Simultaneous X-ray and gamma-ray observations of Cyg X-1 in the hard state by Ginga and OSSE

Marek Gierlinski¹, Andrzej A. Zdziarski², Chris Done³, W. Neil Johnson⁴, Ken Ebisawa⁵, Joshihiro Ueda⁶, Francesco Haardt⁷, Bernard F. Phlips⁴

¹Astronomical Observatory, Jagiellonian University, Orla 171, 30-244 Cracow, Poland
²N. Copernicus Astronomical Center, Bartycka 18, 00-716 Warsaw, Poland
³Department of Physics, University of Durham, Durham DH1 3LE, UK
⁴E. O. Hulburt Center for Space Research, Naval Research Laboratory, Washington, DC 20375, USA
⁵Laboratory for High Energy Astrophysics, NASA/GSFC, Greenbelt, MD 20771, USA
⁶Institute of Space and Astronautical Science, 3-1-1, Yoshinodai, Sagamihara-shi, Kanagawa 229, Japan
⁷Department of Astronomy and Astrophysics, Gothenburg University, 41296 Gothenburg, Sweden

We present four X-ray/gamma-ray spectra of Cyg X-1 observed in the hard ('low') state simultaneously by Ginga and GRO/OSSE on 1991 July 6. The four spectra have almost identical spectral form but vary in the normalisation within a factor of two. The 3-30 keV Ginga spectra are well represented by power laws with an energy spectral index of alpha ~0.6 and a Compton reflection component including a fluorescent Fe K-alpha corresponding to the solid angle of the reflector of ~0.3 times 2 Pi. These spectra join smoothly on to the OSSE range (> 50 keV) and are then cut off above ~ 150 keV. The overall spectra can be modelled by repeated Compton scattering in a mildly-relativistic, tau ~1, plasma. However, the high-energy cutoff is steeper than that due to single-temperature thermal Comptonisation. It can be described by either a superposition of dominant optically-thin, thermal, emission at kT_e ~140 keV and a Wien-like component from an optically-thick plasma at kT_e ~50 keV, or by Comptonisation by an electron distribution more sharply peaked than a Maxwellian.
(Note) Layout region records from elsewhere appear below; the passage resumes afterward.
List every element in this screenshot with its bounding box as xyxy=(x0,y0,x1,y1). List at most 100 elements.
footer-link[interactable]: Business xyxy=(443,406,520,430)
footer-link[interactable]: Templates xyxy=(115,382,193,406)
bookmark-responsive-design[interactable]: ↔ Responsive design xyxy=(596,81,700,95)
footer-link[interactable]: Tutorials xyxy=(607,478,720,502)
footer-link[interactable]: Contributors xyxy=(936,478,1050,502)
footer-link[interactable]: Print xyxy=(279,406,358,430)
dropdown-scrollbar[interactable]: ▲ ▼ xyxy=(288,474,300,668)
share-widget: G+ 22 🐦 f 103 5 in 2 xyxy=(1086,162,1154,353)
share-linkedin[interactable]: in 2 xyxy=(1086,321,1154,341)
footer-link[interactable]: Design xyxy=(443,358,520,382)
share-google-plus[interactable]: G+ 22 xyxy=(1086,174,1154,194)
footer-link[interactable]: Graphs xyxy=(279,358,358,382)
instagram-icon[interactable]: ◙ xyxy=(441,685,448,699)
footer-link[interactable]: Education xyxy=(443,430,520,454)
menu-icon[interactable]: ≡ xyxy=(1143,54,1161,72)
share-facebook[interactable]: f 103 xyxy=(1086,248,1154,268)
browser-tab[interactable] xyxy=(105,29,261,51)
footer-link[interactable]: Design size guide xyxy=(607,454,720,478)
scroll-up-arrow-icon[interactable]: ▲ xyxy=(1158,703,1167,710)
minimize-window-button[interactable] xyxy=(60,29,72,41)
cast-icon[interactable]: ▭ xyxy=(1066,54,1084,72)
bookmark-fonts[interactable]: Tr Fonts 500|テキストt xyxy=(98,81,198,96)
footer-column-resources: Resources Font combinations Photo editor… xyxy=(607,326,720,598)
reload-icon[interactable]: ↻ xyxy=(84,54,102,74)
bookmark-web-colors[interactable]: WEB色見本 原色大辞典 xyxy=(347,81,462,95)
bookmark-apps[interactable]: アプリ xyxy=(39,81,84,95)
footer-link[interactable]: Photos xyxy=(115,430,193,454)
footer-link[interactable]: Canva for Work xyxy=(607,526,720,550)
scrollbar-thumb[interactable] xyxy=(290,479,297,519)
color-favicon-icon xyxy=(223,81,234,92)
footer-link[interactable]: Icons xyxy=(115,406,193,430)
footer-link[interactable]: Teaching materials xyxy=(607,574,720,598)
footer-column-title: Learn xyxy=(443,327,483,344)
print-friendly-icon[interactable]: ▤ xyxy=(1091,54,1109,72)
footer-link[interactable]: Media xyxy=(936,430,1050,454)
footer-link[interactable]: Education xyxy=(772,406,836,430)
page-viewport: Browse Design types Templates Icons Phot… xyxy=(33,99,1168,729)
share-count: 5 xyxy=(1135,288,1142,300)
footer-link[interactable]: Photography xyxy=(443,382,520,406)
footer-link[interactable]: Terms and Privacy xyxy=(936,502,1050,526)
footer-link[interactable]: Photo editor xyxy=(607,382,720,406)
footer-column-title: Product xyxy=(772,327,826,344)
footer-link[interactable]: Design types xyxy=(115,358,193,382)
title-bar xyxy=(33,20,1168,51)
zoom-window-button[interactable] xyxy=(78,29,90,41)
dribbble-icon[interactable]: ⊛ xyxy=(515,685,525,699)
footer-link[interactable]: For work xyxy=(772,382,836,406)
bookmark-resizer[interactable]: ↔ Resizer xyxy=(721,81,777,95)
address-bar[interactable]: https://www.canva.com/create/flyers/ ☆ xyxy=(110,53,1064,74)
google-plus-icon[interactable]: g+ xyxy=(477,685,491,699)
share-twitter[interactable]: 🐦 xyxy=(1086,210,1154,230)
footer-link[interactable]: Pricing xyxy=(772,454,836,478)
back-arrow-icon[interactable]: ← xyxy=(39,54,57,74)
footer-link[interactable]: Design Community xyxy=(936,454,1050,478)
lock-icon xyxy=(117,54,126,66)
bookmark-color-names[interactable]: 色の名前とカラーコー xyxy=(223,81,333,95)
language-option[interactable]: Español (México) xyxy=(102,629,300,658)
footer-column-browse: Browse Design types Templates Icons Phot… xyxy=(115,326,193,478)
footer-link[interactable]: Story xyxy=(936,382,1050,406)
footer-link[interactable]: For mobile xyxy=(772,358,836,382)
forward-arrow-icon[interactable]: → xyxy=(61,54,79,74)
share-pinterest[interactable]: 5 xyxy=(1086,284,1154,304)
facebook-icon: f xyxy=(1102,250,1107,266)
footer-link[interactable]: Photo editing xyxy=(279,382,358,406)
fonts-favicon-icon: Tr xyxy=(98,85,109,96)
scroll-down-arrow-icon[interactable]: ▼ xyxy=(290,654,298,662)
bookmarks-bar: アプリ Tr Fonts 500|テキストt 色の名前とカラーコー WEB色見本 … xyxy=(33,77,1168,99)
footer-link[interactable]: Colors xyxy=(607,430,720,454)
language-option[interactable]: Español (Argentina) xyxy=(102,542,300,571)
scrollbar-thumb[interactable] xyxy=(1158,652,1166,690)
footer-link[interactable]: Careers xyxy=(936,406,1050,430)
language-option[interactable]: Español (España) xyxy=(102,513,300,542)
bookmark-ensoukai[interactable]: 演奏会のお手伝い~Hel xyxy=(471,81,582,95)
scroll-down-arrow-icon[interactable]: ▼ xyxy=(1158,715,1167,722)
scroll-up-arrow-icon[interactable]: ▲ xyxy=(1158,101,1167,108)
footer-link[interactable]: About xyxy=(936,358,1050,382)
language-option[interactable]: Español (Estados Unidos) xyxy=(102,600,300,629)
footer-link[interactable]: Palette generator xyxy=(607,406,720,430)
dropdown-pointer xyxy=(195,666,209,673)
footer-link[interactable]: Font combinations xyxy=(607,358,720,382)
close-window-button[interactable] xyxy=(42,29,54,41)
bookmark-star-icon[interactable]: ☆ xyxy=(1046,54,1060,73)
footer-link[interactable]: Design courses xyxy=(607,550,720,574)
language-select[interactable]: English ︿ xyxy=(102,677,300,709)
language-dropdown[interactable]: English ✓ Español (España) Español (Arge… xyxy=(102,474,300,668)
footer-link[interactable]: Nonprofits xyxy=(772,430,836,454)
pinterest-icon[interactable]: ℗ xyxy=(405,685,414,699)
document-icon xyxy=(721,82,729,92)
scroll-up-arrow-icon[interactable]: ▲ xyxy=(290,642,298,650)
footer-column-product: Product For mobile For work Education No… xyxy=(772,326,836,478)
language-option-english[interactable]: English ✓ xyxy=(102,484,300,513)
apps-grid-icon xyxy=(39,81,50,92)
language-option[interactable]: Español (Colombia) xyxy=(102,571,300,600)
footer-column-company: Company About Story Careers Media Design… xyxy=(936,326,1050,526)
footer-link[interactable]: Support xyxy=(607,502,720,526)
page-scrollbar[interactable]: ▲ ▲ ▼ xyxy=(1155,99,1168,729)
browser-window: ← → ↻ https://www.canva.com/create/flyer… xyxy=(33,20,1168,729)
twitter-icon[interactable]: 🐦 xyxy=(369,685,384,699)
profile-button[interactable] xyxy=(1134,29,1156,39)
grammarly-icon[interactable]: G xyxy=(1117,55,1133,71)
For the latter case, we find that a power-law electron distribution between the Lorentz factors of ~1 and ~2 can qualitatively explain the observed spectra. In all cases, the flat spectral index shows that the plasma is soft-photon starved, i.e., the luminosity in incident soft X-ray seed photons is very much less than that in the hard X-rays, which rules out a disc-corona geometry. The observed spectra are consistent with a geometry in which the accretion disc (which both supplies the seed soft X-rays and reflects hard X-rays) only exists at large radii, while the particle acceleration takes place in an inner disc-free region. This hot plasma consists of either e⁺e^- pairs if the source size is less than ~2 Schwarzschild radii or electrons and protons if the size is larger.